Subscription messages: updates sent to users who subscribed to topics or players.
This is an example of a DAN-triggered conversation. Users could win prizes by participating in different activities like sending a picture or answering a question:
As you can see, this conversation has two flows. Ideally, users would receive a notification about a giveaway happening and immediately participate. However, what if the user wasn't ready? What if between them taking the picture and uploading it they wanted to check information about a match? That would take the bot into a different conversation thread. With this in mind, we let users know how to trigger the "giveaway" conversation at any moment and created a shorter version of the flow (they didn't need to read the whole thing twice after all). Most flows have many entry points, but we didn't need to create a different flow for each of them, as you can see in the example, conversations are sort of modular.
Flows had to cover all these cases, they were the conversation's blueprint. Now, initial flows didn't have final copy, as you see them in here. For each flow, the first step was to create what we call "intent copy". Intent copy indicates what the bot is saying as oppose to how the bot is saying it; in other words, it is the chatbots equivalent of wireframes. Based on the intent copy, DAN developed the "voice" and final copy.

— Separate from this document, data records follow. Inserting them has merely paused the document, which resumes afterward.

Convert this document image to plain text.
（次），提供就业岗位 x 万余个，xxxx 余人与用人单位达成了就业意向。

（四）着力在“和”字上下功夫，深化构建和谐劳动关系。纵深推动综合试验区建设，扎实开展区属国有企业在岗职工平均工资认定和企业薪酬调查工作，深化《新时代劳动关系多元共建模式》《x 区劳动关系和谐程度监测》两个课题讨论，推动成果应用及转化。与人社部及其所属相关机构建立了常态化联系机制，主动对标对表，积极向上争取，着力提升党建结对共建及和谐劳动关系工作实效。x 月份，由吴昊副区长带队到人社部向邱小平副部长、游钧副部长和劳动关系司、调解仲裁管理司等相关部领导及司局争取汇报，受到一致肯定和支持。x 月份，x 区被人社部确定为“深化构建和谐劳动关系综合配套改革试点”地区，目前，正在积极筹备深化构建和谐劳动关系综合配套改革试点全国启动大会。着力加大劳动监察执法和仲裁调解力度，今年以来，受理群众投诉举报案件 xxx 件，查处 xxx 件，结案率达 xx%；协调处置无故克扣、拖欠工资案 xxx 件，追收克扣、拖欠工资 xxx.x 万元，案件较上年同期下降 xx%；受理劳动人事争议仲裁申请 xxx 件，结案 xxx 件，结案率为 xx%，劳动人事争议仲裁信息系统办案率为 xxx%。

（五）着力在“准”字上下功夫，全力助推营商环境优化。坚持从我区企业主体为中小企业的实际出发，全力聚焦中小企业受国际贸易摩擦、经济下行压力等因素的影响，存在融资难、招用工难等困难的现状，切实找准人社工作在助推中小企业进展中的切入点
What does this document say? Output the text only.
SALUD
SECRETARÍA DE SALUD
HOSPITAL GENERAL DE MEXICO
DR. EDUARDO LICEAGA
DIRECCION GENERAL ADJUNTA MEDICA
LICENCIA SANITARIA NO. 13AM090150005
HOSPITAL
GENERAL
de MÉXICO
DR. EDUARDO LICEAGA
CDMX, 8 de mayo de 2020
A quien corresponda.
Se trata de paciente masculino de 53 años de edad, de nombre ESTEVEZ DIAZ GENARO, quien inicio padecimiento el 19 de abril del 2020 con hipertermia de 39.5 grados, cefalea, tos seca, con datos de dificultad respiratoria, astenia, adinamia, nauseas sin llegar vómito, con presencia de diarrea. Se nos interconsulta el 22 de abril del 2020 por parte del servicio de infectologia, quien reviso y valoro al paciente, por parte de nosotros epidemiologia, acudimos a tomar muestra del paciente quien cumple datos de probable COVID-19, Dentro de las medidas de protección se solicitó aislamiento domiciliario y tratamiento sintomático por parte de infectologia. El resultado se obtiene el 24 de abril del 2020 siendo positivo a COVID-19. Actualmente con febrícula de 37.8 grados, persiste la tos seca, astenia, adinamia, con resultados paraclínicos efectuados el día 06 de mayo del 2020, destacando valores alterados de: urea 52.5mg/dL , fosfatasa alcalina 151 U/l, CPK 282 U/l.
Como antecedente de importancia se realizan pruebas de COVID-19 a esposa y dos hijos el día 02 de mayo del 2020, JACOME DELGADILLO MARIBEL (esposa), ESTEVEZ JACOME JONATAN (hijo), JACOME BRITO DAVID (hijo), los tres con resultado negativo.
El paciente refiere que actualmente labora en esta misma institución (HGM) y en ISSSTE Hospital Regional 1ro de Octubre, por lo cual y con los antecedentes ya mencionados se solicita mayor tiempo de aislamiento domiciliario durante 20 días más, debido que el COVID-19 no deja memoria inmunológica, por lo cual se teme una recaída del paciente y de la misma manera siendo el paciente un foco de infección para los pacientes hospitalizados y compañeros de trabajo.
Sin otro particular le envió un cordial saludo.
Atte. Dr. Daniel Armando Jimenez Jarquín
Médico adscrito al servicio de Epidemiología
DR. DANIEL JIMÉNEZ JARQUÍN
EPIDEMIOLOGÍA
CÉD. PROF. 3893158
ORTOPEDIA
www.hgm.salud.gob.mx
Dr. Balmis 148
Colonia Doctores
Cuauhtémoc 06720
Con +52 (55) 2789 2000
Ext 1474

A conversation is more than text; is tempo, context and language. Because of that, I wanted to use a prototype that actually resembled a chatbot. I used Framer and a framer module to create a prototype which had quick replies, carrousels and key words that triggered specific responses. At this point, we didn’t have the final copy, so I created dummy dialogues that were easier to read than intent copy.
Testing and iterations
We had two rounds of testing, one in the middle of the project (where we used the prototype) and one more when the bot was live on Facebook but not public yet. In the first round, I conducted five interviews with Wizeline employees that were not related to the project in any way. At the same time, we shared the prototype and usability testing script with DAN so they could test with people in Australia.
We discovered a lot of things from testing. For instance, the on-boarding process was too long. Users were overwhelmed by the amount of continuous text.

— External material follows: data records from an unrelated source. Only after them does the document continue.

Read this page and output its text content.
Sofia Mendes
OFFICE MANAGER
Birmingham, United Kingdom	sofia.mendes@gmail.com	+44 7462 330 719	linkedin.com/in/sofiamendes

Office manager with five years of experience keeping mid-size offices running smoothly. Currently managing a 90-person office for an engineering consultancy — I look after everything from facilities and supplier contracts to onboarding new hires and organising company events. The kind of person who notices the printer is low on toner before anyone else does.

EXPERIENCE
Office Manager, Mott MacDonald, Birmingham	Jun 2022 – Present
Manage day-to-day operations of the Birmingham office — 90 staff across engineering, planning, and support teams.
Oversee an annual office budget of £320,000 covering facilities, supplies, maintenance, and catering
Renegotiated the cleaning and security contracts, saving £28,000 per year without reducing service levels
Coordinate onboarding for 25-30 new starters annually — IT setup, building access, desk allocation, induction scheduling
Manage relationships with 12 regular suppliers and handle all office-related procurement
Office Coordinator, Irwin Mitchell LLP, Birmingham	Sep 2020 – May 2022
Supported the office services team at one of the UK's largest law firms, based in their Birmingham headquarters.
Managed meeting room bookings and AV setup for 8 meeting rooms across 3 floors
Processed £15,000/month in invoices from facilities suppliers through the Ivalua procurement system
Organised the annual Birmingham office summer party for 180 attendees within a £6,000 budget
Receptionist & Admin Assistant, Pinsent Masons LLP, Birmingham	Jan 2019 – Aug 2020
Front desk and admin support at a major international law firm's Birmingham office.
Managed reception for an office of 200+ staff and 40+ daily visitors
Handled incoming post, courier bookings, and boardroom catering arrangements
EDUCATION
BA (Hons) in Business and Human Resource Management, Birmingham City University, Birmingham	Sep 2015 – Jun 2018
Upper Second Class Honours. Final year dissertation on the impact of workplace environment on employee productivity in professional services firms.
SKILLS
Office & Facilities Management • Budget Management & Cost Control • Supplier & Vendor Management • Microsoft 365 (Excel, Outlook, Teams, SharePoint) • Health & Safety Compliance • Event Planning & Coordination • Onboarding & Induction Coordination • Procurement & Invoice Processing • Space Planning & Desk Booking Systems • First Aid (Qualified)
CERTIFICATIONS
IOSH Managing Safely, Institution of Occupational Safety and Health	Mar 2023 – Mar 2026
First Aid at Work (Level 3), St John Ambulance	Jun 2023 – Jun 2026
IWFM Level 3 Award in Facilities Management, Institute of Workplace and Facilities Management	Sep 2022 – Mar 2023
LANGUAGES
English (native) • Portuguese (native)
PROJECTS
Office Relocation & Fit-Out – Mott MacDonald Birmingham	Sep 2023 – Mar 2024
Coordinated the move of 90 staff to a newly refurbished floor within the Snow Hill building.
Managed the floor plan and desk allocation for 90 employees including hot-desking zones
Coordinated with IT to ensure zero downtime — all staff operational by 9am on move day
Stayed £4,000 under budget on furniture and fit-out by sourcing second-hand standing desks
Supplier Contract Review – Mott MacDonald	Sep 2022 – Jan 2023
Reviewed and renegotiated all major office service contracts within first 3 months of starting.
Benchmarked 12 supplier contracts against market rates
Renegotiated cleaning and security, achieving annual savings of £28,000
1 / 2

To solve it, I added questions with quick replies in between the dialogues of the chatbot. This way we avoided having a chatbot monologue and gave users control of when the bot continued talking. I also learned about how users talked to the chatbot which was crucial to train the bot Natural Language Processing.
4. Final results
The Fanbot was available on Facebook messenger and ran throughout the tournament's duration from January 15th to January 28th. It had over 8700 unique users and registered around 350,000 interactions. 57 percent of the fans that used it, returned daily and 64 percent signed up to receive updates on different AO topics.
Or, as summarized by DAN:
5. Challenges and learnings
The prototype was effective but took too much time to build. For my next similar project, I actually tried something different. I adapted a technique called “pluralistic walkthrough” to test voice user interfaces. You can read more in the "Other Projects" section.

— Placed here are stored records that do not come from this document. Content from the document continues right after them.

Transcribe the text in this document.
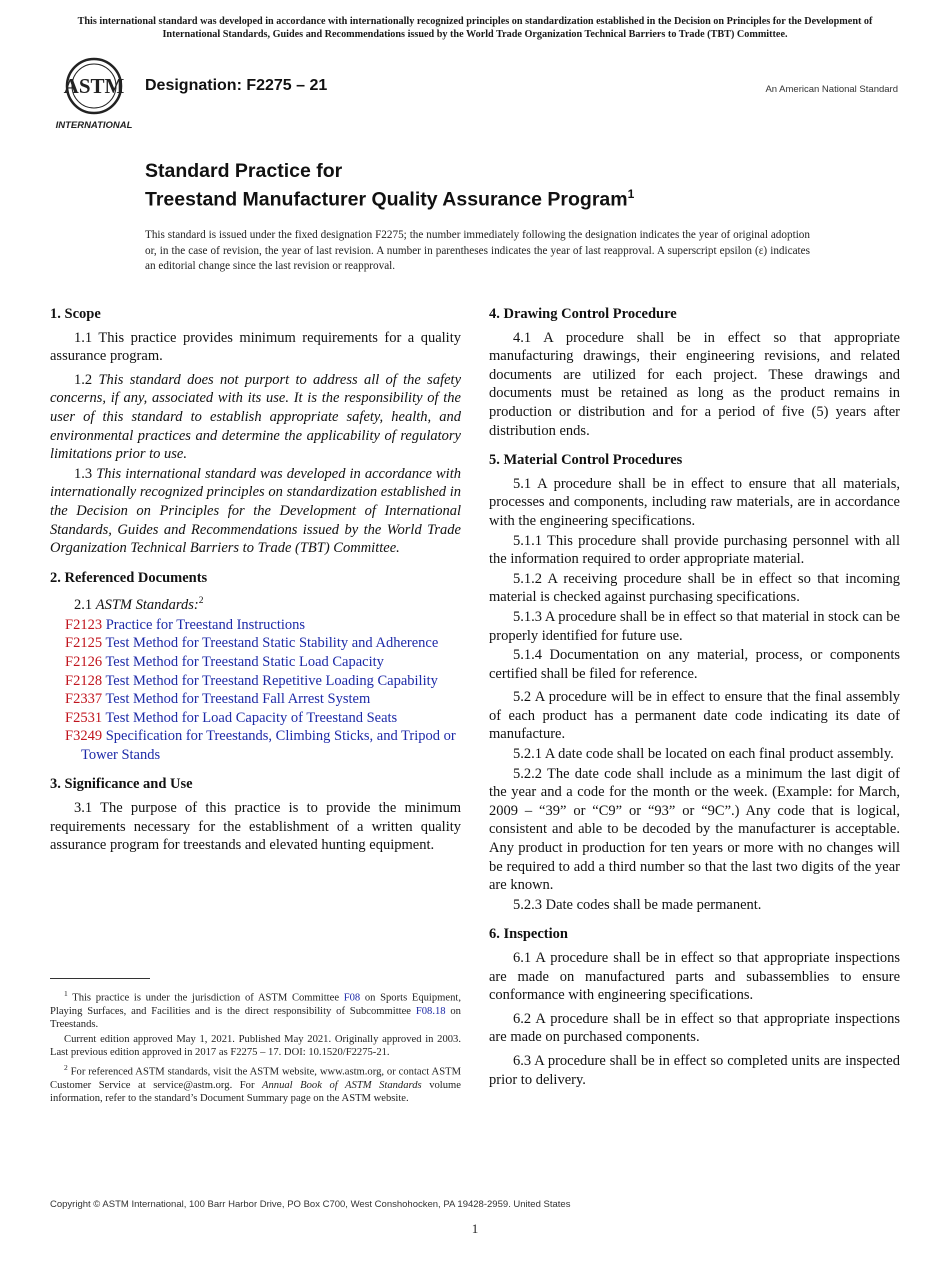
This international standard was developed in accordance with internationally recognized principles on standardization established in the Decision on Principles for the Development of International Standards, Guides and Recommendations issued by the World Trade Organization Technical Barriers to Trade (TBT) Committee.
ASTM
INTERNATIONAL
Designation: F2275 – 21	An American National Standard
Standard Practice for
Treestand Manufacturer Quality Assurance Program$^1$
This standard is issued under the fixed designation F2275; the number immediately following the designation indicates the year of original adoption or, in the case of revision, the year of last revision. A number in parentheses indicates the year of last reapproval. A superscript epsilon (ε) indicates an editorial change since the last revision or reapproval.
1. Scope

1.1 This practice provides minimum requirements for a quality assurance program.

1.2 This standard does not purport to address all of the safety concerns, if any, associated with its use. It is the responsibility of the user of this standard to establish appropriate safety, health, and environmental practices and determine the applicability of regulatory limitations prior to use.

1.3 This international standard was developed in accordance with internationally recognized principles on standardization established in the Decision on Principles for the Development of International Standards, Guides and Recommendations issued by the World Trade Organization Technical Barriers to Trade (TBT) Committee.

2. Referenced Documents

2.1 ASTM Standards:$^2$

F2123 Practice for Treestand Instructions
F2125 Test Method for Treestand Static Stability and Adherence
F2126 Test Method for Treestand Static Load Capacity
F2128 Test Method for Treestand Repetitive Loading Capability
F2337 Test Method for Treestand Fall Arrest System
F2531 Test Method for Load Capacity of Treestand Seats
F3249 Specification for Treestands, Climbing Sticks, and Tripod or Tower Stands
3. Significance and Use

3.1 The purpose of this practice is to provide the minimum requirements necessary for the establishment of a written quality assurance program for treestands and elevated hunting equipment.

$^1$ This practice is under the jurisdiction of ASTM Committee F08 on Sports Equipment, Playing Surfaces, and Facilities and is the direct responsibility of Subcommittee F08.18 on Treestands.
Current edition approved May 1, 2021. Published May 2021. Originally approved in 2003. Last previous edition approved in 2017 as F2275 – 17. DOI: 10.1520/F2275-21.
$^2$ For referenced ASTM standards, visit the ASTM website, www.astm.org, or contact ASTM Customer Service at service@astm.org. For Annual Book of ASTM Standards volume information, refer to the standard’s Document Summary page on the ASTM website.
4. Drawing Control Procedure

4.1 A procedure shall be in effect so that appropriate manufacturing drawings, their engineering revisions, and related documents are utilized for each project. These drawings and documents must be retained as long as the product remains in production or distribution and for a period of five (5) years after distribution ends.

5. Material Control Procedures

5.1 A procedure shall be in effect to ensure that all materials, processes and components, including raw materials, are in accordance with the engineering specifications.

5.1.1 This procedure shall provide purchasing personnel with all the information required to order appropriate material.

5.1.2 A receiving procedure shall be in effect so that incoming material is checked against purchasing specifications.

5.1.3 A procedure shall be in effect so that material in stock can be properly identified for future use.

5.1.4 Documentation on any material, process, or components certified shall be filed for reference.

5.2 A procedure will be in effect to ensure that the final assembly of each product has a permanent date code indicating its date of manufacture.

5.2.1 A date code shall be located on each final product assembly.

5.2.2 The date code shall include as a minimum the last digit of the year and a code for the month or the week. (Example: for March, 2009 – “39” or “C9” or “93” or “9C”.) Any code that is logical, consistent and able to be decoded by the manufacturer is acceptable. Any product in production for ten years or more with no changes will be required to add a third number so that the last two digits of the year are known.

5.2.3 Date codes shall be made permanent.

6. Inspection

6.1 A procedure shall be in effect so that appropriate inspections are made on manufactured parts and subassemblies to ensure conformance with engineering specifications.

6.2 A procedure shall be in effect so that appropriate inspections are made on purchased components.

6.3 A procedure shall be in effect so completed units are inspected prior to delivery.

Copyright © ASTM International, 100 Barr Harbor Drive, PO Box C700, West Conshohocken, PA 19428-2959. United States
1
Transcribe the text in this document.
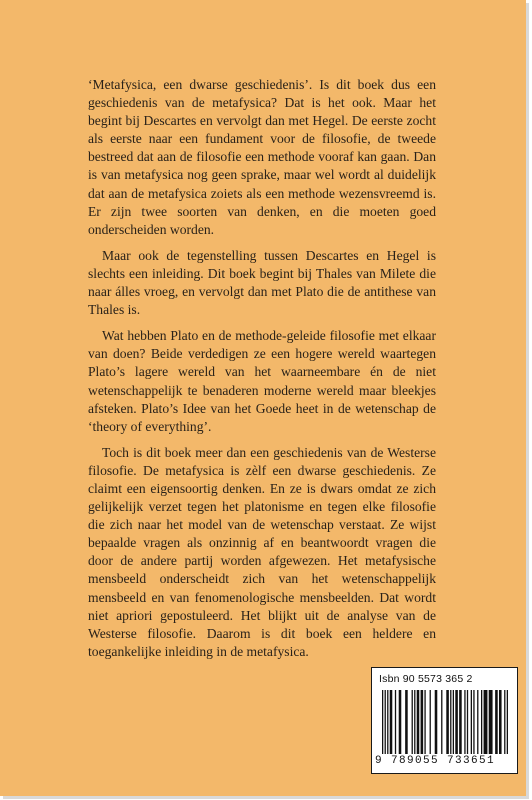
‘Metafysica, een dwarse geschiedenis’. Is dit boek dus een geschiedenis van de metafysica? Dat is het ook. Maar het begint bij Descartes en vervolgt dan met Hegel. De eerste zocht als eerste naar een fundament voor de filosofie, de tweede bestreed dat aan de filosofie een methode vooraf kan gaan. Dan is van metafysica nog geen sprake, maar wel wordt al duidelijk dat aan de metafysica zoiets als een methode wezensvreemd is. Er zijn twee soorten van denken, en die moeten goed onderscheiden worden.

Maar ook de tegenstelling tussen Descartes en Hegel is slechts een inleiding. Dit boek begint bij Thales van Milete die naar álles vroeg, en vervolgt dan met Plato die de antithese van Thales is.

Wat hebben Plato en de methode-geleide filosofie met elkaar van doen? Beide verdedigen ze een hogere wereld waartegen Plato’s lagere wereld van het waarneembare én de niet wetenschappelijk te benaderen moderne wereld maar bleekjes afsteken. Plato’s Idee van het Goede heet in de wetenschap de ‘theory of everything’.

Toch is dit boek meer dan een geschiedenis van de Westerse filosofie. De metafysica is zèlf een dwarse geschiedenis. Ze claimt een eigensoortig denken. En ze is dwars omdat ze zich gelijkelijk verzet tegen het platonisme en tegen elke filosofie die zich naar het model van de wetenschap verstaat. Ze wijst bepaalde vragen als onzinnig af en beantwoordt vragen die door de andere partij worden afgewezen. Het metafysische mensbeeld onderscheidt zich van het wetenschappelijk mensbeeld en van fenomenologische mensbeelden. Dat wordt niet apriori gepostuleerd. Het blijkt uit de analyse van de Westerse filosofie. Daarom is dit boek een heldere en toegankelijke inleiding in de metafysica.

Isbn 90 5573 365 2
9 789055 733651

The first conversation flow I designed was the On-boarding. In hindsight, I should have done this once everything else was ready. Is like designing a videogame, you design the game first and then the tutorial, not the other way around.
By the end of the project, the natural language processing of the bot was very comprehensive. However, the continuous presence of quick replies distracted users from trying to input their own commands. The experience could have been more complete by giving users better guidance on how to take advantage of the NLP.